Further genetic study is clearly required to resolve the relationship between the lineages of nitens sensu lato and this needs to include samples from Lower Guinea: the provenance of the nitens specimens sampled by Barrow et al. (2016)—Liberia and Côte d'Ivoire—means that populations from east of the Dahomey Gap have yet to be analysed. The possibility therefore remains that these could prove to be closer genetically to DR Congo material, such that the discontinuity might fall between the Lower and Upper Guinea forest blocks. Nothing was found in specimens, however, to suggest that this might be so: no differences in plumage or bare-part coloration were apparent between those of nominate nitens from Lower and Upper Guinea. While there were some minor mensural differences, with the sample from Lower Guinea averaging somewhat larger, these were insufficient to invite further enquiry (data not shown). Despite this, it remains the case that genetic sequence data are needed for material from this region.

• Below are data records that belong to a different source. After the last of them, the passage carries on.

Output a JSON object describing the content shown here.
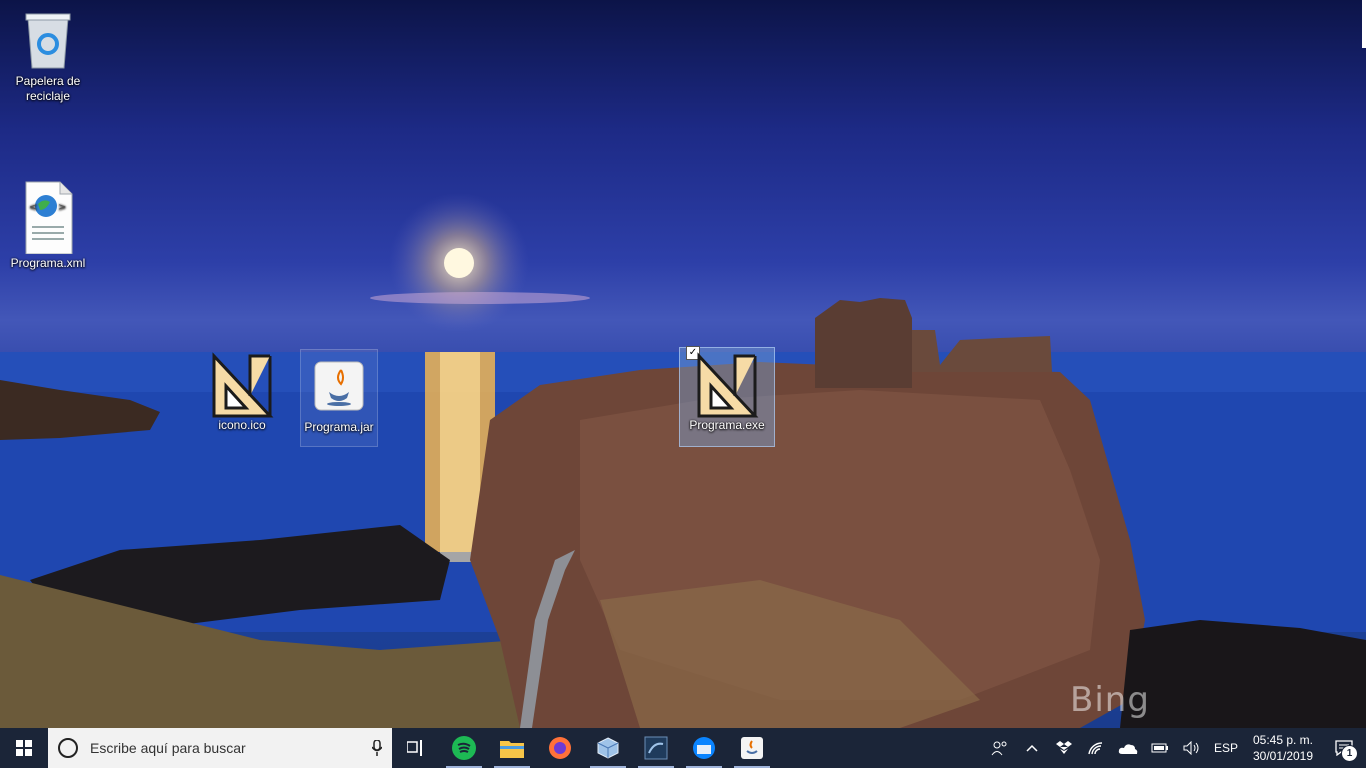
{
  "desktop": {
    "icons": [
      {
        "label": "Papelera de reciclaje",
        "icon": "recycle-bin-icon"
      },
      {
        "label": "Programa.xml",
        "icon": "xml-file-icon"
      },
      {
        "label": "icono.ico",
        "icon": "set-square-icon"
      },
      {
        "label": "Programa.jar",
        "icon": "java-file-icon"
      },
      {
        "label": "Programa.exe",
        "icon": "set-square-icon"
      }
    ],
    "watermark": "Bing"
  },
  "taskbar": {
    "search_placeholder": "Escribe aquí para buscar",
    "apps": [
      "task-view",
      "spotify",
      "file-explorer",
      "firefox",
      "virtualbox",
      "mysql-workbench",
      "thunderbird",
      "java"
    ],
    "tray": {
      "language": "ESP",
      "time": "05:45 p. m.",
      "date": "30/01/2019",
      "notification_count": "1"
    }
  },
  "colors": {
    "taskbar": "#1b2538",
    "selection": "#78a0d2"
  }
}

That caveat notwithstanding, the results of the existing genetic analysis, combined with the differences in morphological characters reported here, call for a re-evaluation of the taxonomic rank of centralis. With a total score of 7 under the Tobias criteria, the threshold of species recognition is reached. Given this, and reinforced by the striking, if preliminary, molecular evidence of Barrow et al. (2016), the case for elevation of centralis to species level seems sufficiently strong to warrant adoption. If so, the new taxonomic arrangement and geographical ranges would become:

The identity of the population in Uíge Province, north-west Angola (Dean et al. 1988, Mills & Tebb 2015) is, in the absence of specimens or other evidence, unproven and therefore its placement uncertain. The Uíge record reported by Dean et al. (1988) was omitted from Dean (2000) and not mentioned by Mills & Tebb (2015). If, as seems most likely, it is attributable to nitens, it would be the only such population to occur south of the Congo River. That being so, pending further information, it is here left unassigned.

The English names offered reflect their relative distributions: although the modifier ‘Eastern’ is an obvious alternative for centralis, it does not sit comfortably with the specific epithet, while that suggested indicates that it is endemic to DR Congo.

There are unlikely to be any conservation implications arising from this split, should it be adopted, for although reliant on forest, both species have extensive distributions.